Les témoignages des parties civiles repris par L’OBS, dressent pourtant un tout autre tableau. Selon elles, malgré son handicap visuel, Gora Niang jouait un rôle central. Il publiait régulièrement sur ses statuts WhatsApp des annonces vantant des terrains à vendre. Une fois les clients intéressés, il les contactait, organisait les visites grâce à des guides et les conduisait auprès de Imam Modou Cissé.I. Ndao raconte avoir obtenu le numéro de Gora auprès d’un voisin, B. Sarr, alors qu’il cherchait un terrain à Lac Rose. Le lendemain, Gora Niang lui annonce que la parcelle n’est plus disponible et lui en propose une autre à Keur Massar. En compagnie d’Abdou Guèye et d’autres intermédiaires, il lui fait visiter le site, expliquant que le propriétaire, Imam Modou Cissé, est retenu par une cérémonie religieuse.

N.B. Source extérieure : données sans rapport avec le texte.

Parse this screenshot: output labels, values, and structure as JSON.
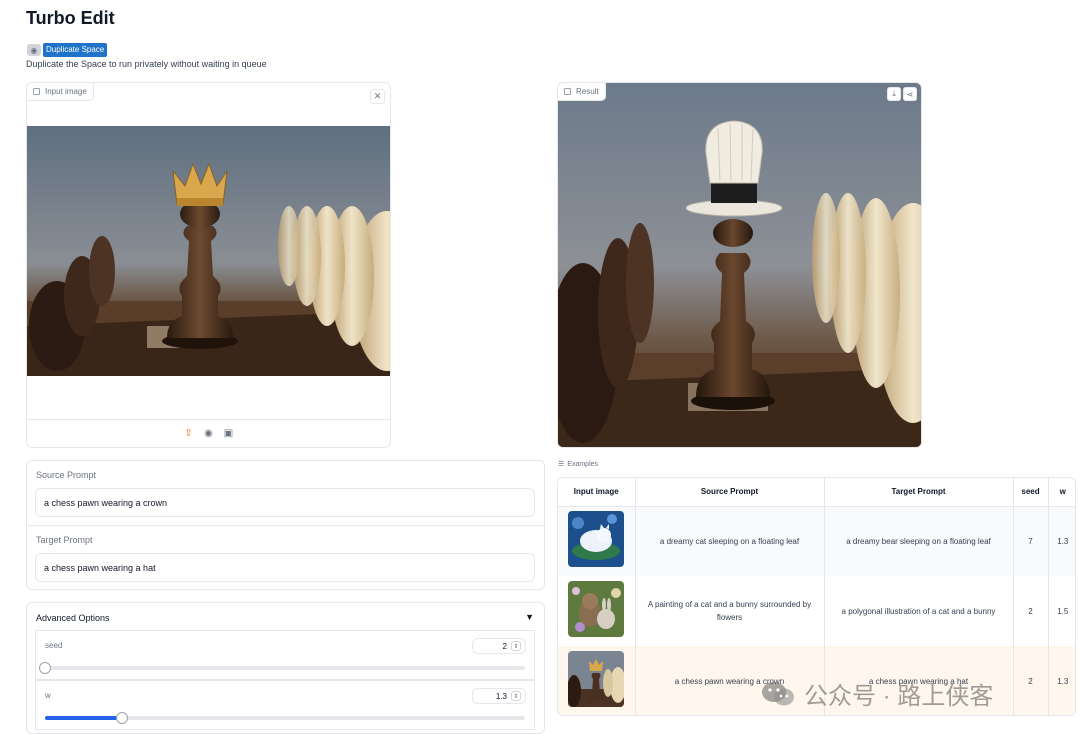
{
  "app": {
    "title": "Turbo Edit",
    "duplicate_label": "Duplicate Space",
    "duplicate_text": "Duplicate the Space to run privately without waiting in queue"
  },
  "input_panel": {
    "label": "Input image",
    "clear_icon": "close-icon",
    "sources": [
      "upload-icon",
      "webcam-icon",
      "clipboard-icon"
    ]
  },
  "result_panel": {
    "label": "Result",
    "actions": [
      "download-icon",
      "share-icon"
    ]
  },
  "prompts": {
    "source_label": "Source Prompt",
    "source_value": "a chess pawn wearing a crown",
    "target_label": "Target Prompt",
    "target_value": "a chess pawn wearing a hat"
  },
  "advanced": {
    "title": "Advanced Options",
    "caret": "▼",
    "seed": {
      "label": "seed",
      "value": "2",
      "min": 0,
      "max": 100,
      "level": 0.0
    },
    "w": {
      "label": "w",
      "value": "1.3",
      "level": 0.16
    }
  },
  "examples": {
    "label": "Examples",
    "headers": [
      "Input image",
      "Source Prompt",
      "Target Prompt",
      "seed",
      "w"
    ],
    "rows": [
      {
        "image": "cat-on-leaf-thumbnail",
        "source": "a dreamy cat sleeping on a floating leaf",
        "target": "a dreamy bear sleeping on a floating leaf",
        "seed": "7",
        "w": "1.3"
      },
      {
        "image": "cat-bunny-painting-thumbnail",
        "source": "A painting of a cat and a bunny surrounded by flowers",
        "target": "a polygonal illustration of a cat and a bunny",
        "seed": "2",
        "w": "1.5"
      },
      {
        "image": "chess-pawn-thumbnail",
        "source": "a chess pawn wearing a crown",
        "target": "a chess pawn wearing a hat",
        "seed": "2",
        "w": "1.3"
      }
    ]
  },
  "watermark": {
    "text": "公众号 · 路上侠客"
  },
  "colors": {
    "accent": "#1f73c9",
    "slider": "#2563eb",
    "highlight_row": "#fff7ed",
    "upload_active": "#f97316"
  }
}
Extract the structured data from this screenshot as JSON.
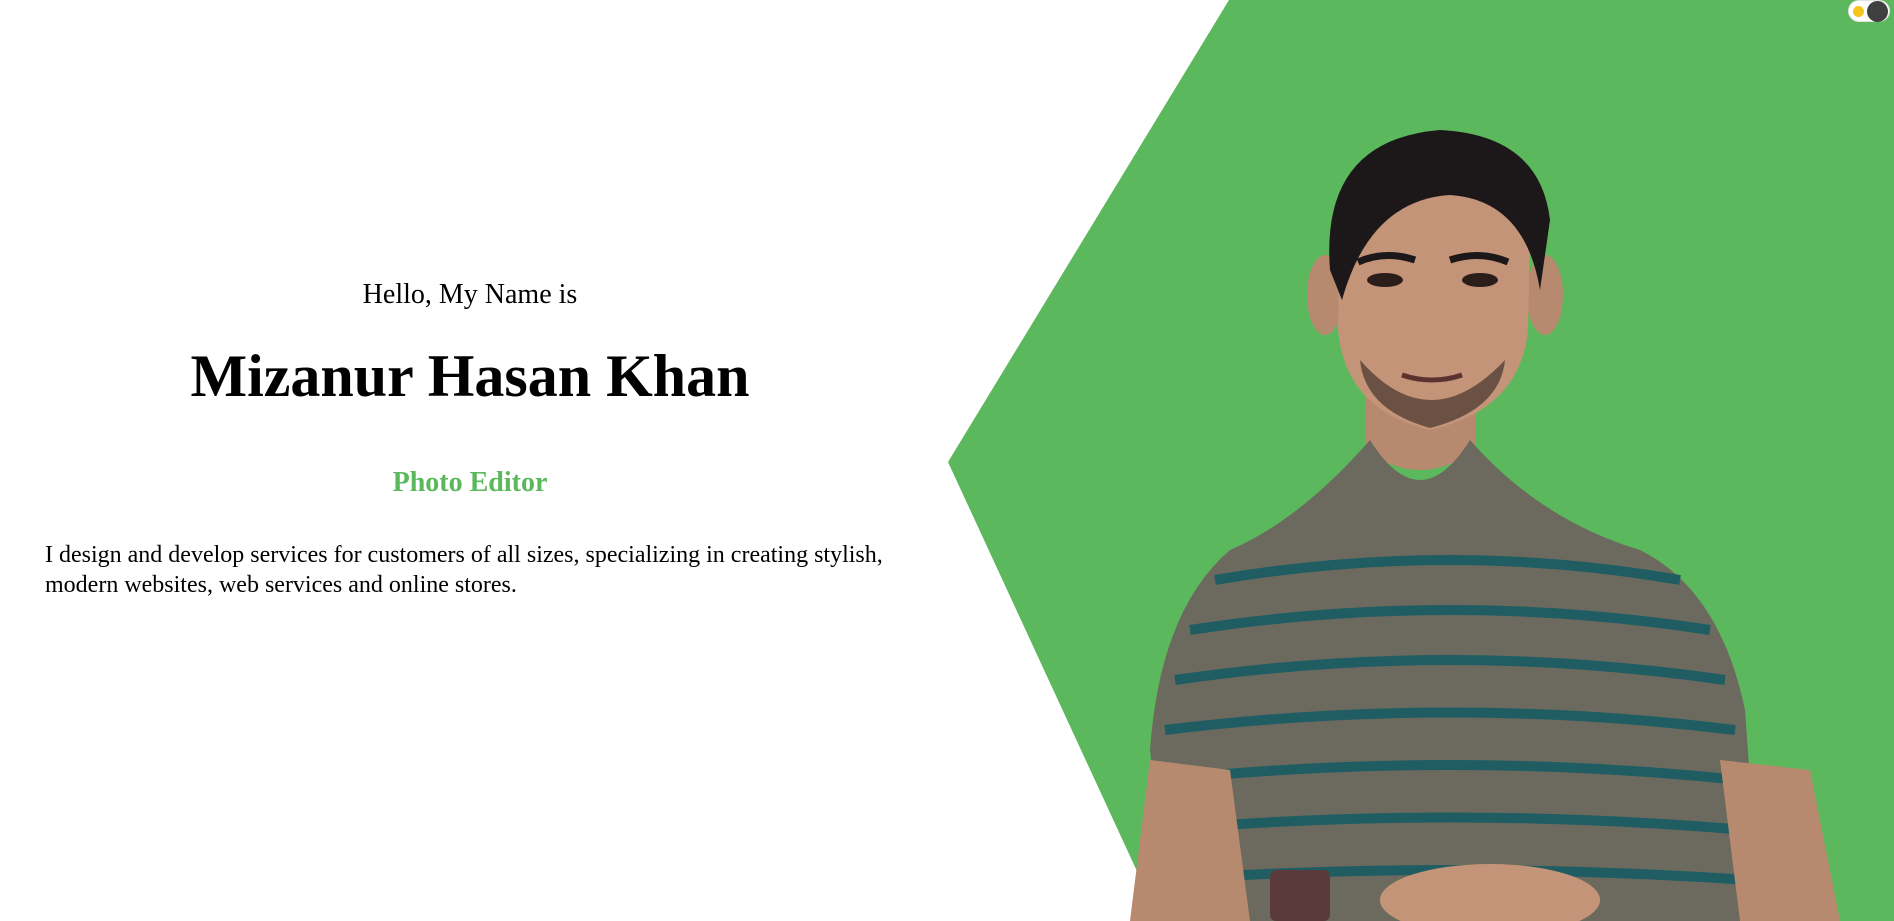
{
  "hero": {
    "greeting": "Hello, My Name is",
    "name": "Mizanur Hasan Khan",
    "role": "Photo Editor",
    "bio": "I design and develop services for customers of all sizes, specializing in creating stylish, modern websites, web services and online stores."
  },
  "portrait": {
    "alt": "Portrait of Mizanur Hasan Khan"
  },
  "theme_toggle": {
    "icon": "sun-icon",
    "state": "light"
  },
  "colors": {
    "accent": "#5cb85c",
    "text": "#000000",
    "background": "#ffffff",
    "toggle_knob": "#3f3f3f",
    "toggle_sun": "#f5c518"
  }
}
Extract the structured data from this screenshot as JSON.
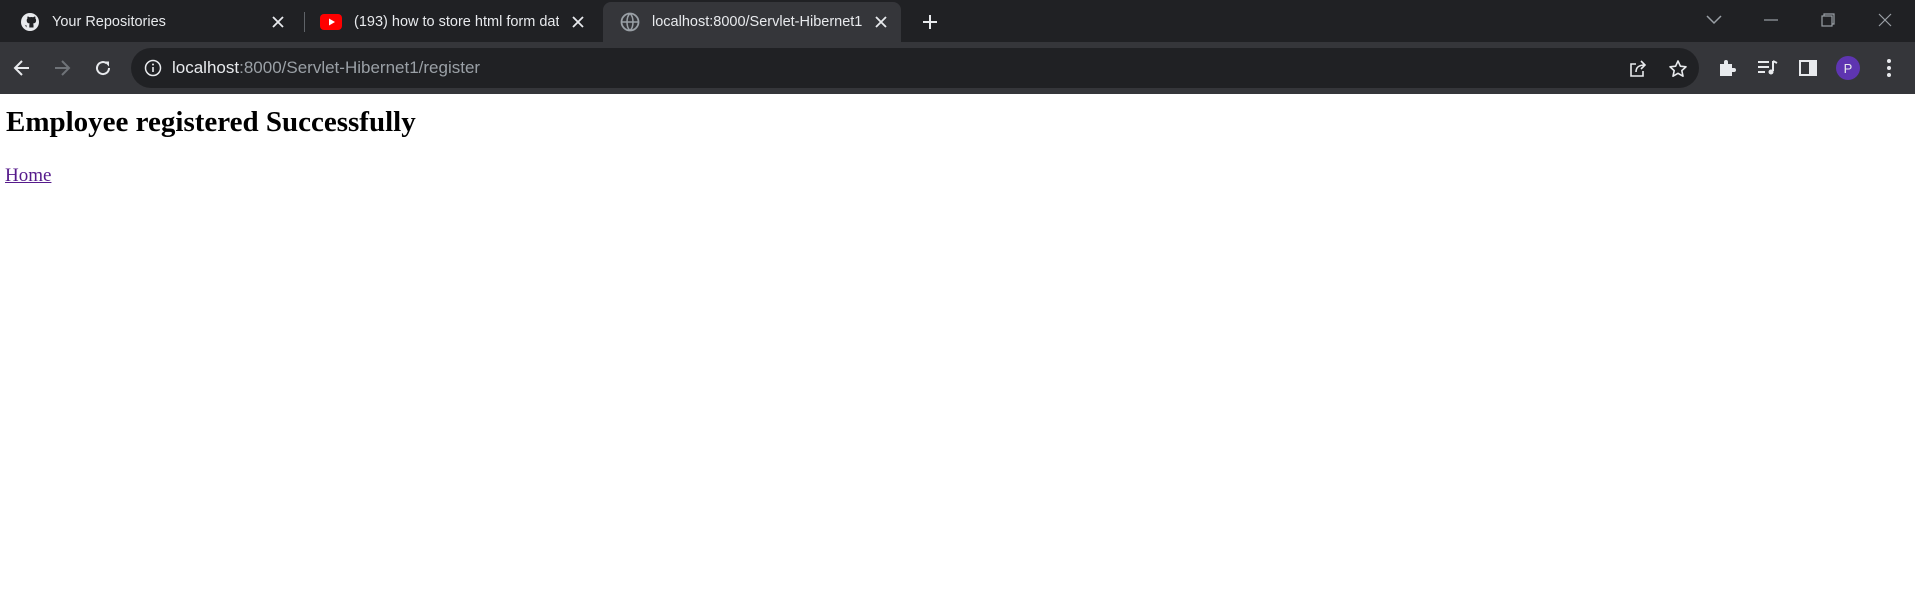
{
  "browser": {
    "tabs": [
      {
        "title": "Your Repositories",
        "icon": "github-icon"
      },
      {
        "title": "(193) how to store html form dat",
        "icon": "youtube-icon"
      },
      {
        "title": "localhost:8000/Servlet-Hibernet1",
        "icon": "globe-icon",
        "active": true
      }
    ],
    "address": {
      "host": "localhost",
      "rest": ":8000/Servlet-Hibernet1/register"
    },
    "profile_initial": "P"
  },
  "page": {
    "heading": "Employee registered Successfully",
    "home_link": "Home"
  },
  "colors": {
    "tabstrip": "#202124",
    "toolbar": "#35363a",
    "omnibox": "#202124",
    "avatar": "#5e35b1",
    "visited_link": "#551a8b"
  }
}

Les visiteurs lui garantissent des papiers «parfaitement en règle» et munis d’une «double signature». Convaincu, I. Ndao négocie le prix à 2,75 millions de FCFA et remet l’argent à Imam Modou Cissé en présence de Gora Niang. Le lendemain, la mutation promise contre 250 000 FCFA n’aura jamais lieu. Des mois plus tard, il découvre que le terrain appartient déjà à un autre acquéreur. Venue représenter son mari établi à l’étranger, Nd. B. Ndiaye explique que celui-ci avait lui aussi découvert les offres publiées par Gora Niang sur WhatsApp. Mis en relation avec Imam Modou Cissé, le couple verse au total 3,5 millions de FCFA. A chaque transfert, Gora Niang les orientait vers le domicile du vendeur pour remettre les fonds. Les documents reçus seront faux.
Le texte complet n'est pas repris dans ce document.